What's the difference between the towers and the villas at Calafia?
The towers are multi-story condominium units accessed by elevator, ranging from roughly 1,276 to 1,900+ square feet across three buildings (Tower 3 being the largest and newest). The villas are 35 single-level residences on the bluff with direct outdoor ground-floor access, covered garages, private terraces, and fireplaces — a format closer to a beach house than a stacked condo. Both product types share all community amenities. Buyers who prioritize the house-like feel of walking out a front door to a private terrace tend toward the villas; buyers who prioritize higher views and elevator convenience tend toward the towers.
What does a condo or villa at Calafia cost?
On the current resale market, Tower 1 entry-level condos (around 1,276 sq ft) have listed from approximately $215,000 turnkey. Mid-floor Tower 3 two-bedroom units (around 1,500–1,600 sq ft) have listed in the $319,000–$359,000 range. A fully furnished 3-bedroom Tower 3 unit (~1,906 sq ft) has listed around $365,000. Oceanside villas range from approximately $333,000 (ocean-view back row) to $470,000 for prime oceanfront villa positions. All prices are resale and subject to change — check current active listings for the live inventory.
Is Calafia good for surfing?
It's one of the best-positioned gated communities in Rosarito for surf access.

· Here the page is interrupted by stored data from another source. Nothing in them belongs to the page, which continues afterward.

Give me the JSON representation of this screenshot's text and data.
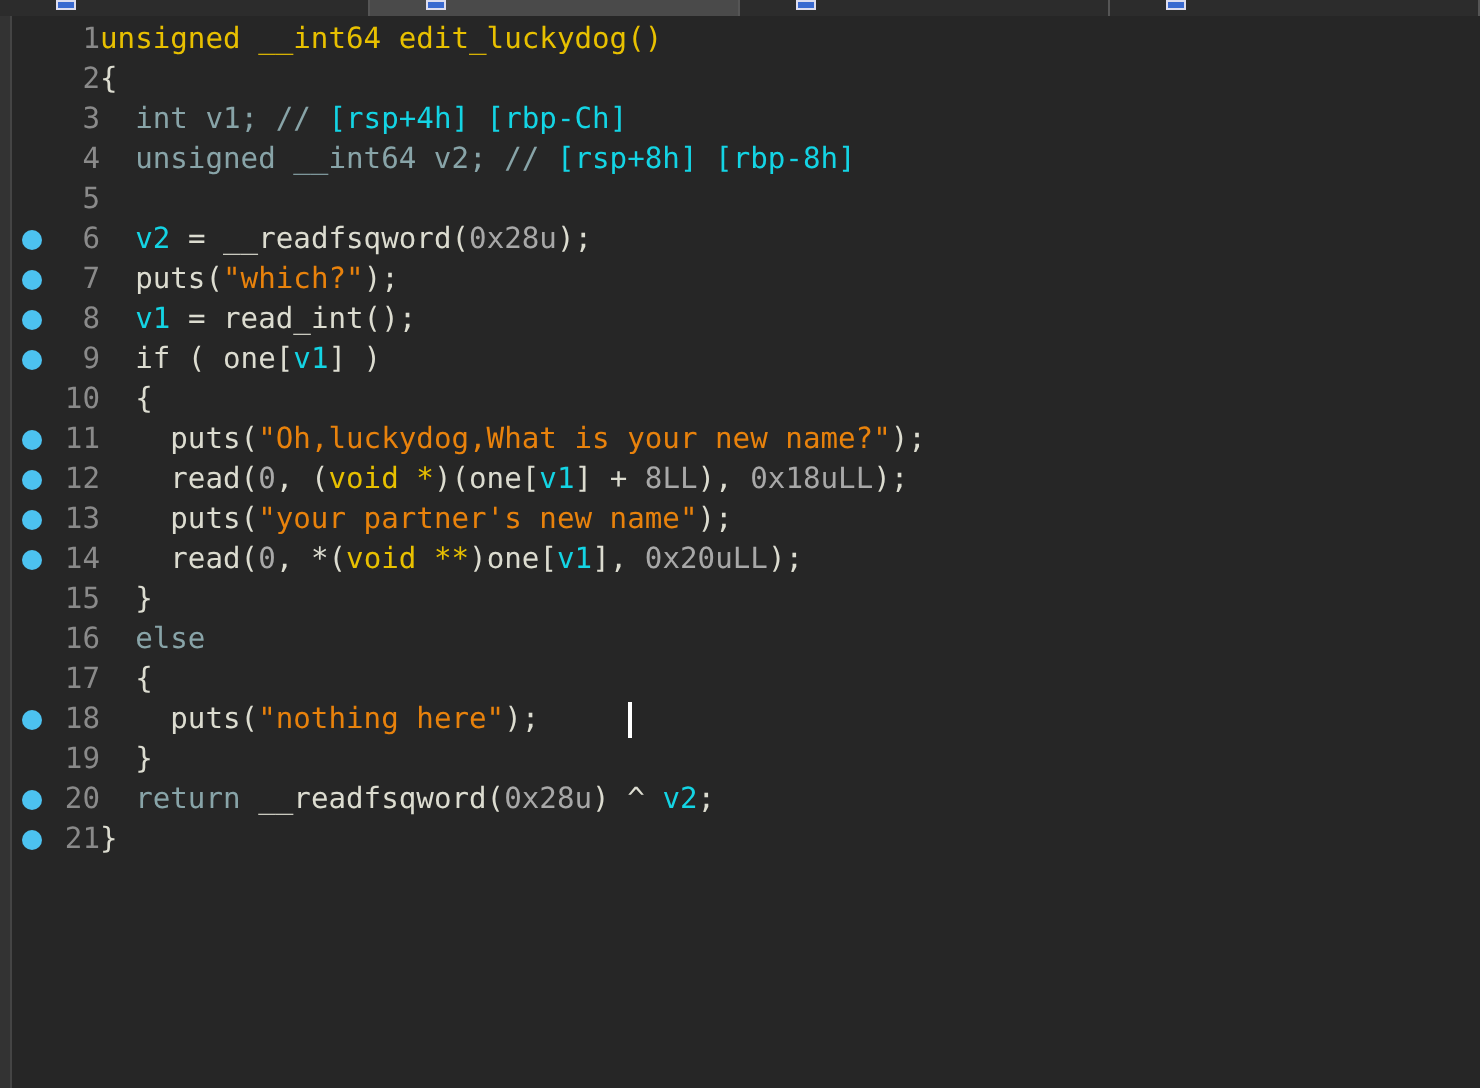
{
  "tabs": [
    {
      "selected": false
    },
    {
      "selected": true
    },
    {
      "selected": false
    },
    {
      "selected": false
    }
  ],
  "code_lines": [
    {
      "number": "1",
      "breakpoint": false,
      "tokens": [
        {
          "kind": "signature",
          "text": "unsigned __int64 edit_luckydog()"
        }
      ]
    },
    {
      "number": "2",
      "breakpoint": false,
      "tokens": [
        {
          "kind": "plain",
          "text": "{"
        }
      ]
    },
    {
      "number": "3",
      "breakpoint": false,
      "tokens": [
        {
          "kind": "decl",
          "text": "  int v1; // "
        },
        {
          "kind": "var",
          "text": "[rsp+4h] [rbp-Ch]"
        }
      ]
    },
    {
      "number": "4",
      "breakpoint": false,
      "tokens": [
        {
          "kind": "decl",
          "text": "  unsigned __int64 v2; // "
        },
        {
          "kind": "var",
          "text": "[rsp+8h] [rbp-8h]"
        }
      ]
    },
    {
      "number": "5",
      "breakpoint": false
    },
    {
      "number": "6",
      "breakpoint": true,
      "tokens": [
        {
          "kind": "var",
          "text": "  v2"
        },
        {
          "kind": "plain",
          "text": " = __readfsqword("
        },
        {
          "kind": "number",
          "text": "0x28u"
        },
        {
          "kind": "plain",
          "text": ");"
        }
      ]
    },
    {
      "number": "7",
      "breakpoint": true,
      "tokens": [
        {
          "kind": "plain",
          "text": "  puts("
        },
        {
          "kind": "string",
          "text": "\"which?\""
        },
        {
          "kind": "plain",
          "text": ");"
        }
      ]
    },
    {
      "number": "8",
      "breakpoint": true,
      "tokens": [
        {
          "kind": "var",
          "text": "  v1"
        },
        {
          "kind": "plain",
          "text": " = read_int();"
        }
      ]
    },
    {
      "number": "9",
      "breakpoint": true,
      "tokens": [
        {
          "kind": "plain",
          "text": "  if ( one["
        },
        {
          "kind": "var",
          "text": "v1"
        },
        {
          "kind": "plain",
          "text": "] )"
        }
      ]
    },
    {
      "number": "10",
      "breakpoint": false,
      "tokens": [
        {
          "kind": "plain",
          "text": "  {"
        }
      ]
    },
    {
      "number": "11",
      "breakpoint": true,
      "tokens": [
        {
          "kind": "plain",
          "text": "    puts("
        },
        {
          "kind": "string",
          "text": "\"Oh,luckydog,What is your new name?\""
        },
        {
          "kind": "plain",
          "text": ");"
        }
      ]
    },
    {
      "number": "12",
      "breakpoint": true,
      "tokens": [
        {
          "kind": "plain",
          "text": "    read("
        },
        {
          "kind": "number",
          "text": "0"
        },
        {
          "kind": "plain",
          "text": ", ("
        },
        {
          "kind": "type",
          "text": "void *"
        },
        {
          "kind": "plain",
          "text": ")(one["
        },
        {
          "kind": "var",
          "text": "v1"
        },
        {
          "kind": "plain",
          "text": "] + "
        },
        {
          "kind": "number",
          "text": "8LL"
        },
        {
          "kind": "plain",
          "text": "), "
        },
        {
          "kind": "number",
          "text": "0x18uLL"
        },
        {
          "kind": "plain",
          "text": ");"
        }
      ]
    },
    {
      "number": "13",
      "breakpoint": true,
      "tokens": [
        {
          "kind": "plain",
          "text": "    puts("
        },
        {
          "kind": "string",
          "text": "\"your partner's new name\""
        },
        {
          "kind": "plain",
          "text": ");"
        }
      ]
    },
    {
      "number": "14",
      "breakpoint": true,
      "tokens": [
        {
          "kind": "plain",
          "text": "    read("
        },
        {
          "kind": "number",
          "text": "0"
        },
        {
          "kind": "plain",
          "text": ", *("
        },
        {
          "kind": "type",
          "text": "void **"
        },
        {
          "kind": "plain",
          "text": ")one["
        },
        {
          "kind": "var",
          "text": "v1"
        },
        {
          "kind": "plain",
          "text": "], "
        },
        {
          "kind": "number",
          "text": "0x20uLL"
        },
        {
          "kind": "plain",
          "text": ");"
        }
      ]
    },
    {
      "number": "15",
      "breakpoint": false,
      "tokens": [
        {
          "kind": "plain",
          "text": "  }"
        }
      ]
    },
    {
      "number": "16",
      "breakpoint": false,
      "tokens": [
        {
          "kind": "decl",
          "text": "  else"
        }
      ]
    },
    {
      "number": "17",
      "breakpoint": false,
      "tokens": [
        {
          "kind": "plain",
          "text": "  {"
        }
      ]
    },
    {
      "number": "18",
      "breakpoint": true,
      "tokens": [
        {
          "kind": "plain",
          "text": "    puts("
        },
        {
          "kind": "string",
          "text": "\"nothing here\""
        },
        {
          "kind": "plain",
          "text": ");"
        }
      ]
    },
    {
      "number": "19",
      "breakpoint": false,
      "tokens": [
        {
          "kind": "plain",
          "text": "  }"
        }
      ]
    },
    {
      "number": "20",
      "breakpoint": true,
      "tokens": [
        {
          "kind": "decl",
          "text": "  return"
        },
        {
          "kind": "plain",
          "text": " __readfsqword("
        },
        {
          "kind": "number",
          "text": "0x28u"
        },
        {
          "kind": "plain",
          "text": ") ^ "
        },
        {
          "kind": "var",
          "text": "v2"
        },
        {
          "kind": "plain",
          "text": ";"
        }
      ]
    },
    {
      "number": "21",
      "breakpoint": true,
      "tokens": [
        {
          "kind": "plain",
          "text": "}"
        }
      ]
    }
  ]
}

The cove below the development produces its own wave on the right swell. The K-38 break — El Morro — is 3.9 kilometers south, one of the most consistently surfed point breaks on the northern Baja coast. The broader KM 34–38 zone is known for reef and point breaks that work across a range of swell sizes and directions. For San Diego surfers looking for a Baja base, Calafia's location puts you inside the surf zone rather than driving to it.
Can I rent my Calafia condo when I'm not using it?
Many owners do. Calafia's name recognition on short-term rental platforms — built over nearly four decades — generates consistent demand from San Diego weekenders, surf travelers, and Baja-curious US visitors. The development's reputation, amenity depth, and distinctive cove beach make it one of the more reliably rentable addresses in the Rosarito corridor. Confirm current rental policies with the building administration during due diligence, and review the platform's rental guide for a full picture of how short-term rental income works for Baja property owners.
How does Calafia compare to Las Olas Grand next door?
Both sit in the same Calafia cove area within a kilometer of each other and appeal to similar San Diego buyer profiles. The main differences: Calafia is older (founded 1987 vs Las Olas Grand's 2008), offers two distinct product types (towers plus single-level villas), has a semi-private cove beach that's genuinely harder to access from outside, and includes a dog park and private movie theater. Las Olas Grand's tower is taller (21 floors vs Calafia's 20), has an on-site restaurant (Los Cristales), and offers three infinity pools versus Calafia's pool configuration. Price ranges overlap significantly. Both are strong options — the choice often comes down to the villa format, the dog park, and the cove at Calafia versus the on-site restaurant and pool depth at Las Olas Grand.